The roles of Mary and Jamie are the lengthiest and most challenging here, the pay-off roles, and Shannon gives a mean-minded, rough-and-ready, Steppenwolf Theatre-style performance as Jamie, using the low notes in his voice so that he sometimes sounds like the definitive originator of this role, Jason Robards, Jr., but putting his own menacingly physical stamp on it. Shannon uses his tallness as a weapon against the other family members, towering over them to intimidate them, and this brings out how much director Jonathan Kent has made this Long Day’s Journey Into Night into a real physical and verbal battle royale, active and muscular, a blood sport where everyone is a gladiator in the arena, which is as it should be. These Tyrones interrupt each other and overlap dialogue and try to shout each other down, and they only listen to some of what the others say because if they took in everything that was being said then they wouldn’t be able to go on living.

Byrne plays his tightwad ham patriarch as a rather seedy fellow with somewhat limited emotions to match his grandstanding, though he does make a case for his character when James talks about how he might have been a great actor, delivering this monologue straight out to the audience as if it were a musical number. Edmund has traditionally been the toughest, least rewarding part here, and Gallagher, Jr. solves a lot of the problems with it by playing him as a kind of mini-Jamie, much more lusty and sarcastic than I’ve ever seen Edmund played before.

This Long Day’s Journey moves like a speeding freight train until Lange delivers Mary’s last monologue down stage and straight out to the audience.

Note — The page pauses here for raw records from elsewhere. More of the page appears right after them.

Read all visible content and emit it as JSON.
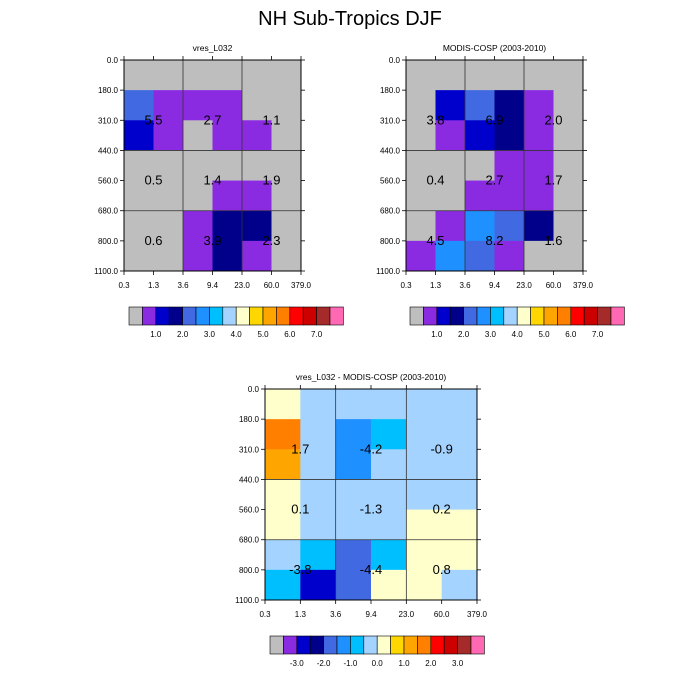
{
  "title": "NH Sub-Tropics DJF",
  "chart_data": [
    {
      "type": "heatmap",
      "title": "vres_L032",
      "x_tick_labels": [
        "0.3",
        "1.3",
        "3.6",
        "9.4",
        "23.0",
        "60.0",
        "379.0"
      ],
      "y_tick_labels": [
        "0.0",
        "180.0",
        "310.0",
        "440.0",
        "560.0",
        "680.0",
        "800.0",
        "1100.0"
      ],
      "cell_colors": [
        [
          "#BEBEBE",
          "#BEBEBE",
          "#BEBEBE",
          "#BEBEBE",
          "#BEBEBE",
          "#BEBEBE"
        ],
        [
          "#4169E1",
          "#8A2BE2",
          "#8A2BE2",
          "#8A2BE2",
          "#BEBEBE",
          "#BEBEBE"
        ],
        [
          "#0000CD",
          "#8A2BE2",
          "#BEBEBE",
          "#8A2BE2",
          "#8A2BE2",
          "#BEBEBE"
        ],
        [
          "#BEBEBE",
          "#BEBEBE",
          "#BEBEBE",
          "#BEBEBE",
          "#BEBEBE",
          "#BEBEBE"
        ],
        [
          "#BEBEBE",
          "#BEBEBE",
          "#BEBEBE",
          "#8A2BE2",
          "#8A2BE2",
          "#BEBEBE"
        ],
        [
          "#BEBEBE",
          "#BEBEBE",
          "#8A2BE2",
          "#00008B",
          "#00008B",
          "#BEBEBE"
        ],
        [
          "#BEBEBE",
          "#BEBEBE",
          "#8A2BE2",
          "#00008B",
          "#8A2BE2",
          "#BEBEBE"
        ]
      ],
      "block_values": [
        [
          "5.5",
          "2.7",
          "1.1"
        ],
        [
          "0.5",
          "1.4",
          "1.9"
        ],
        [
          "0.6",
          "3.9",
          "2.3"
        ]
      ]
    },
    {
      "type": "heatmap",
      "title": "MODIS-COSP (2003-2010)",
      "x_tick_labels": [
        "0.3",
        "1.3",
        "3.6",
        "9.4",
        "23.0",
        "60.0",
        "379.0"
      ],
      "y_tick_labels": [
        "0.0",
        "180.0",
        "310.0",
        "440.0",
        "560.0",
        "680.0",
        "800.0",
        "1100.0"
      ],
      "cell_colors": [
        [
          "#BEBEBE",
          "#BEBEBE",
          "#BEBEBE",
          "#BEBEBE",
          "#BEBEBE",
          "#BEBEBE"
        ],
        [
          "#BEBEBE",
          "#0000CD",
          "#4169E1",
          "#00008B",
          "#8A2BE2",
          "#BEBEBE"
        ],
        [
          "#BEBEBE",
          "#8A2BE2",
          "#0000CD",
          "#00008B",
          "#8A2BE2",
          "#BEBEBE"
        ],
        [
          "#BEBEBE",
          "#BEBEBE",
          "#BEBEBE",
          "#8A2BE2",
          "#8A2BE2",
          "#BEBEBE"
        ],
        [
          "#BEBEBE",
          "#BEBEBE",
          "#8A2BE2",
          "#8A2BE2",
          "#8A2BE2",
          "#BEBEBE"
        ],
        [
          "#BEBEBE",
          "#8A2BE2",
          "#1E90FF",
          "#4169E1",
          "#00008B",
          "#BEBEBE"
        ],
        [
          "#8A2BE2",
          "#1E90FF",
          "#4169E1",
          "#8A2BE2",
          "#BEBEBE",
          "#BEBEBE"
        ]
      ],
      "block_values": [
        [
          "3.8",
          "6.9",
          "2.0"
        ],
        [
          "0.4",
          "2.7",
          "1.7"
        ],
        [
          "4.5",
          "8.2",
          "1.6"
        ]
      ]
    },
    {
      "type": "heatmap",
      "title": "vres_L032 - MODIS-COSP (2003-2010)",
      "x_tick_labels": [
        "0.3",
        "1.3",
        "3.6",
        "9.4",
        "23.0",
        "60.0",
        "379.0"
      ],
      "y_tick_labels": [
        "0.0",
        "180.0",
        "310.0",
        "440.0",
        "560.0",
        "680.0",
        "800.0",
        "1100.0"
      ],
      "cell_colors": [
        [
          "#FFFFCC",
          "#A4D3FF",
          "#A4D3FF",
          "#A4D3FF",
          "#A4D3FF",
          "#A4D3FF"
        ],
        [
          "#FF7F00",
          "#A4D3FF",
          "#1E90FF",
          "#00BFFF",
          "#A4D3FF",
          "#A4D3FF"
        ],
        [
          "#FFA500",
          "#A4D3FF",
          "#1E90FF",
          "#A4D3FF",
          "#A4D3FF",
          "#A4D3FF"
        ],
        [
          "#FFFFCC",
          "#A4D3FF",
          "#A4D3FF",
          "#A4D3FF",
          "#A4D3FF",
          "#A4D3FF"
        ],
        [
          "#FFFFCC",
          "#A4D3FF",
          "#A4D3FF",
          "#A4D3FF",
          "#FFFFCC",
          "#FFFFCC"
        ],
        [
          "#A4D3FF",
          "#00BFFF",
          "#4169E1",
          "#00BFFF",
          "#FFFFCC",
          "#FFFFCC"
        ],
        [
          "#00BFFF",
          "#0000CD",
          "#4169E1",
          "#FFFFCC",
          "#FFFFCC",
          "#A4D3FF"
        ]
      ],
      "block_values": [
        [
          "1.7",
          "-4.2",
          "-0.9"
        ],
        [
          "0.1",
          "-1.3",
          "0.2"
        ],
        [
          "-3.8",
          "-4.4",
          "0.8"
        ]
      ]
    }
  ],
  "colorbars": [
    {
      "colors": [
        "#BEBEBE",
        "#8A2BE2",
        "#0000CD",
        "#00008B",
        "#4169E1",
        "#1E90FF",
        "#00BFFF",
        "#A4D3FF",
        "#FFFFCC",
        "#FFD700",
        "#FFA500",
        "#FF7F00",
        "#FF0000",
        "#CD0000",
        "#A52A2A",
        "#FF69B4"
      ],
      "labels": [
        "1.0",
        "2.0",
        "3.0",
        "4.0",
        "5.0",
        "6.0",
        "7.0"
      ],
      "label_boundaries": [
        2,
        4,
        6,
        8,
        10,
        12,
        14
      ]
    },
    {
      "colors": [
        "#BEBEBE",
        "#8A2BE2",
        "#0000CD",
        "#00008B",
        "#4169E1",
        "#1E90FF",
        "#00BFFF",
        "#A4D3FF",
        "#FFFFCC",
        "#FFD700",
        "#FFA500",
        "#FF7F00",
        "#FF0000",
        "#CD0000",
        "#A52A2A",
        "#FF69B4"
      ],
      "labels": [
        "1.0",
        "2.0",
        "3.0",
        "4.0",
        "5.0",
        "6.0",
        "7.0"
      ],
      "label_boundaries": [
        2,
        4,
        6,
        8,
        10,
        12,
        14
      ]
    },
    {
      "colors": [
        "#BEBEBE",
        "#8A2BE2",
        "#0000CD",
        "#00008B",
        "#4169E1",
        "#1E90FF",
        "#00BFFF",
        "#A4D3FF",
        "#FFFFCC",
        "#FFD700",
        "#FFA500",
        "#FF7F00",
        "#FF0000",
        "#CD0000",
        "#A52A2A",
        "#FF69B4"
      ],
      "labels": [
        "-3.0",
        "-2.0",
        "-1.0",
        "0.0",
        "1.0",
        "2.0",
        "3.0"
      ],
      "label_boundaries": [
        2,
        4,
        6,
        8,
        10,
        12,
        14
      ]
    }
  ]
}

She uses her most girlishly high voice as Mary talks about wanting to become a nun and then details what she feels is a crucial turning point in her young life. Lange takes the briefest pause before coming to the famous curtain line and shifts into her lowest, most unforgiving tone to say, “I fell in love with James Tyrone and was so happy for a time.” She says this fairly fast all on one breath, and she gets a whole lifetime of regret into this one climactic line.

Never before have I felt that Mary truly should not have married James, but Lange made me feel exactly why she shouldn’t have, and in reaching that point she works a catharsis. Lange makes us see that Mary is trying desperately hard throughout the long day into the night to discover why her life has turned out so badly when she started it with such promise, and in this last line she seems to have finally worked it out, almost like a math theorem. Sometimes in life the only relief is in seeing your choices with clarity, and at least Lange’s Mary reaches that point before going back to square one at the dawn of yet another punishing day.